We discussed these issues extensively in our report, Approaches to Reducing Phase II Attrition, as well as in an article published in Genetic Engineering and Biotechnology News (and available on our website) “Overcoming Phase II Attrition Problem“. We also discussed a specific case of the use of this strategy in our October 25, 2010 article on this blog.
Given the low productivity of pharmaceutical R&D, it is tempting to take an envious look at the success of e-commerce and social media, and to attempt to devise strategies that apply methodologies from these industry sectors to the biotech/pharmaceutical industry. We should remember, however, that not so long ago some pharmaceutical executives attempted to apply methodologies from such industries as aerospace, computer hardware, and the auto industry to pharma R&D. Not only did that not work too well for the pharmaceutical industry, but as we all know, the industries that served as a model for these approaches haven’t done very well in recent years either.

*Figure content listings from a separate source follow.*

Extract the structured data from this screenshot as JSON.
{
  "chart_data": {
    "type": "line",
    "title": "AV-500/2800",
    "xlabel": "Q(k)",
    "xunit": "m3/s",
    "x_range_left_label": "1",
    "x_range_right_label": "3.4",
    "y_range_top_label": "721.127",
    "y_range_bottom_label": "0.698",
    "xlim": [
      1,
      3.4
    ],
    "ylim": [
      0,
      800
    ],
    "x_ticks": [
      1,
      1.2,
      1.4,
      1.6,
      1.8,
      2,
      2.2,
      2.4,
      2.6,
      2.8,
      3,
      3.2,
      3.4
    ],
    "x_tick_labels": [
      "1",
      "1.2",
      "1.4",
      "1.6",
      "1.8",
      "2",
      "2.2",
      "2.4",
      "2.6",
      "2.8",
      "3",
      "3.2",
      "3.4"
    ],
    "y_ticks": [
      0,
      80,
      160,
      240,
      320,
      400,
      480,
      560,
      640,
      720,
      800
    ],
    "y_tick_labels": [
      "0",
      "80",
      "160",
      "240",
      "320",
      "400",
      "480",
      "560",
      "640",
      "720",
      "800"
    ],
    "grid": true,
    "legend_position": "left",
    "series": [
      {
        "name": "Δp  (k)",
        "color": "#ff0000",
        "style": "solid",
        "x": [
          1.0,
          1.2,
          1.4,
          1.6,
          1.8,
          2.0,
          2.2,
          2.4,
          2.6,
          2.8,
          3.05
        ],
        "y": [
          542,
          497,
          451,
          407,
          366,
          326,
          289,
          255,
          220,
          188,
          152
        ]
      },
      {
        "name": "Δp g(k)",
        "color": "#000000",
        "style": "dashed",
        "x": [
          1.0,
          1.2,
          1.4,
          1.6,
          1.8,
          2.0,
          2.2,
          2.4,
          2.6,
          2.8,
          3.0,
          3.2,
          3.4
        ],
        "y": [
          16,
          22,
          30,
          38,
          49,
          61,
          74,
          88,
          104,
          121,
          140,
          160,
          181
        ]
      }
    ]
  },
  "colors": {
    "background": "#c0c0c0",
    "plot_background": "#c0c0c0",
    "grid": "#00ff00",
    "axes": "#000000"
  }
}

In contrast, pharmaceutical and biotechnology companies that have formulated strategies that embrace the uniqueness of biology, such as Novartis and Genentech (the latter now merged with Roche), have done a lot better.
There are other strategies for making clinical trials faster, cheaper, and better that are now under discussion in the biotech/pharma industry and the FDA. These strategies are based on clinical experience, not e-commerce. We shall discuss them in further blog posts.